Learn about the common types of data, chart types typically used for data visualisation, and real-world applications of mathematical concepts such as seasonal adjustment.  

How to Use Data Correctly

Using Statistics Correctly: Can Numbers Lie?

Correlation and Causation

Correlation is a statistical measure that indicates the extent to which the value of two or more variables move in relation to each other. Positively correlated variables tend to move in the same direction, while negatively correlated variables tend to move in opposite directions with one another. However, it may not necessarily be the case that the change in one variable causes the change in the other. On the other hand, causation means that the change in one variable causes the other variable to change.

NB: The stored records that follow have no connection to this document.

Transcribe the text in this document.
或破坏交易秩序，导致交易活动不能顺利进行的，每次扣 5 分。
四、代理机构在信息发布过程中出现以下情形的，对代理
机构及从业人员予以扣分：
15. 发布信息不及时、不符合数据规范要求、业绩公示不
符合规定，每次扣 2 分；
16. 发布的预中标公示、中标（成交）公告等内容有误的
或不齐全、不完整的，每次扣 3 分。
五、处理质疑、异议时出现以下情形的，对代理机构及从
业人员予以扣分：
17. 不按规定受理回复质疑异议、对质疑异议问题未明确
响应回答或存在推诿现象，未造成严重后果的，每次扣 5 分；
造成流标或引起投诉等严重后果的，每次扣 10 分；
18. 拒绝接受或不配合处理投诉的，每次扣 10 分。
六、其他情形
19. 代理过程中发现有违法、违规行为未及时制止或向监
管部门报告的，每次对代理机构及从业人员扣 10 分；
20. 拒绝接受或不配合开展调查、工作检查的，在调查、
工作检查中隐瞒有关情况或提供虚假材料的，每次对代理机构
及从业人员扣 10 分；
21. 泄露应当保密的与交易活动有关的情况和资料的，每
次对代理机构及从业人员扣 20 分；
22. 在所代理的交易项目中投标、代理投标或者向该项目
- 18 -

The figure below illustrates the difference between correlation and causation. Hot sunny weather would cause an ice-cream to melt and cause sunburn (with prolonged sun exposure). Melting ice-cream and getting a sunburn are correlated, where they tend to occur together in the hot sunny weather. If the presence of the hot sunny weather was ignored, it would be wrongly concluded that melting ice-cream causes sunburn!

Correlation and Causation

Misleading Visualisations
Simpson’s Paradox

Beware of results from small sample sizes, or polls

When testing out a hypothesis, it may not always be possible to collect data for the entire population due to logistical or financial reasons (e.g., research budget). Hence, an option for researchers would be to use a smaller group, which is known as a sample.

Population vs Sample

Population Vs Sample

However, small sample sizes could affect the reliability of the results. One reason is because small sample sizes decrease the statistical power of a study, which means that there is a lower likelihood of detecting a true effect that exists in the entire group, via the study. Another reason could be that the sample is not representative of the population, like online polls, where only people who feel strongly about a subject would respond to the polls. This means the results are skewed towards this group of people, when the majority could be neutral about the subject. As such, robust statistical reporting or research typically requires a large enough sample size. To circumvent non-representativeness, one way is to conduct simple random sampling, where samples are chosen strictly by chance, so that all members of the population have the same chance of being selected for the study.

Concluding Remarks

As statistics is a broad field, the content above serves as a brief and simple introduction to the different types of data, ways to analyse data, and the common pitfalls of using statistics. With this new-found knowledge, enjoy exploring and working with data to gain useful insights.